At a median follow-up of 6.2 years, 1 early-surgery patient (1.4%) and 11 conventional-therapy patients (15.3%) died from operative or cardiovascular death, Dr. Kang said (P = 0.003). “The number needed to treat to prevent one cardiovascular death within 4 years was 20 patients,” Dr. Kang said. At 4 and 8 years, the cumulative incidences of operative CV or death were 1.4% for both in the early-surgery group and 5.7% and 25.5% in the conventional-treatment group, Dr. Kang said (P = 0.003).
Rates of all-cause mortality were 6.8% and 20.8% (P = 0.030) in the respective groups. “The number needed to treat to save one life in 4 years was 16 patients,” Dr. Kang said. At 4 and 8 years, the cumulative incidence of any-cause death was 4.1% and 10.2% in the early-surgery patients and 9.7% and 31.8% in the conventional group (P = 0.018).
Among the trial limitations Dr. Kang acknowledged were that the population had severe AS with aortic velocity of 4.5 m/sec or greater. “The benefit of early surgery may be relatively smaller in asymptomatic patients with less severe aortic stenosis,” he said.
Not all patients had an exercise test to confirm their asymptomatic status, but as discussant Robert Bonow, MD, of Northwestern University in Chicago pointed out, “this is what we’re dealing with clinically.” Also the mean age of the patient population – 64.9 years – is relatively young, and they had a high incidence of bicuspid aortic valve, few comorbidities, and low operative risk, Dr. Kang said. “Thus, our study population is quite different from the populations enrolled in the TAVR [transcatheter AVR] trials, and the results of our study cannot be directly applied to early TAVR for asymptomatic severe aortic stenosis,” he said.
The mean age in both the PARTNER 3 (N Engl J Med. 2019;380:1695-705) and EVOLUT (N Engl J Med. 2019;380:1706-15) trials comparing TAVR and SAVR in low-risk patients was 73.6 years, and they had higher rates of comorbidities than did the RECOVERY patients.

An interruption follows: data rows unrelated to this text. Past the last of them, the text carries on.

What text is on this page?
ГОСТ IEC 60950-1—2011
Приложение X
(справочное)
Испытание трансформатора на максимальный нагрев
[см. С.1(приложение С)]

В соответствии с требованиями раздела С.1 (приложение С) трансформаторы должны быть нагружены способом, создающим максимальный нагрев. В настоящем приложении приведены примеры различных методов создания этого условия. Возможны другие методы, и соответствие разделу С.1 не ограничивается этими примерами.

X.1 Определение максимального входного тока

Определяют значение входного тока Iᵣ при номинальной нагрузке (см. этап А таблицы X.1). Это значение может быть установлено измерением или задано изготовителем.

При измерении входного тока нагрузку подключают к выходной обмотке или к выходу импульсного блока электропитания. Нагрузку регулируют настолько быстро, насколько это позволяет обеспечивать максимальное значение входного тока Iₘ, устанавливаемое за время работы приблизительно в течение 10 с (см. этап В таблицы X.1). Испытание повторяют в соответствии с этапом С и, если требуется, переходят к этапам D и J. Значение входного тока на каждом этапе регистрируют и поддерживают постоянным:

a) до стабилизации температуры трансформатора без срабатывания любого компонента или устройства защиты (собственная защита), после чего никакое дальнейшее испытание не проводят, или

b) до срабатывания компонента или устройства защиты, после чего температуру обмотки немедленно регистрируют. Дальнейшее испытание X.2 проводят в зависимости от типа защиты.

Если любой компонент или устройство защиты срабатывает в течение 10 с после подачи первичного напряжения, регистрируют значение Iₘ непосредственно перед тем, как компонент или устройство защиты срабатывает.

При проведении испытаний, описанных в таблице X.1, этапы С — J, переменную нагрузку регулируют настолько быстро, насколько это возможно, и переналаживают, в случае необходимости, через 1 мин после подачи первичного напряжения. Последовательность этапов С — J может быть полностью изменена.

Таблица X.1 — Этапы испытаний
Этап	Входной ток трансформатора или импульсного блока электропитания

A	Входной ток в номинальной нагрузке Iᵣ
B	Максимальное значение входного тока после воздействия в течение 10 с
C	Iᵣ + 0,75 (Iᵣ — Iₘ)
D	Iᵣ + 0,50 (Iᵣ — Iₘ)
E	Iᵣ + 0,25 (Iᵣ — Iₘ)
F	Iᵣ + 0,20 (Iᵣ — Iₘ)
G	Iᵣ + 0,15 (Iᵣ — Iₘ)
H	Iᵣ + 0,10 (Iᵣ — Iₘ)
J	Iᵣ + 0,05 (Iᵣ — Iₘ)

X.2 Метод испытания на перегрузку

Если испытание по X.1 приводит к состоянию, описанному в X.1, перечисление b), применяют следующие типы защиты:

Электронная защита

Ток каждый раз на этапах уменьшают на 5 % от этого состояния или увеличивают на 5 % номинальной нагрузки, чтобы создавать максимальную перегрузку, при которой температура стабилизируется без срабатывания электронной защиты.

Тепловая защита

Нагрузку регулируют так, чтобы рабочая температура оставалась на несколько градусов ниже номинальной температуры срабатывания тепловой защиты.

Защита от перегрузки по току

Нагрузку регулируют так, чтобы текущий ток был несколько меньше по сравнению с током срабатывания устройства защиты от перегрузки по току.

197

Dr. Bonow said the RECOVERY findings add to the PARTNER 3 and EVOLUT findings and raise the question about rethinking guideline indications for AVR in asymptomatic severe AS patients. “Should we be talking about moving our Vmax threshold down to 4.5 m/sec, or maybe increasing the Class IIa indications to Class I?” he said. “I think we need to wait to see more data to support these excellent results.”
However, most of these asymptomatic patients do eventually have surgery “in a very short period of time,” Dr. Bonow said. “So from a clinical management point of view, I think we already have the data suggesting that we could move the ball forward, and now we have these excellent outcome data from Korea as well.”
Results were published simultaneously in the New England Journal of Medicine (2019 Nov 16. doi: 10.1056/NEJMoa1912846).
Dr. Kang and Dr. Bonow had no financial relationships to disclose.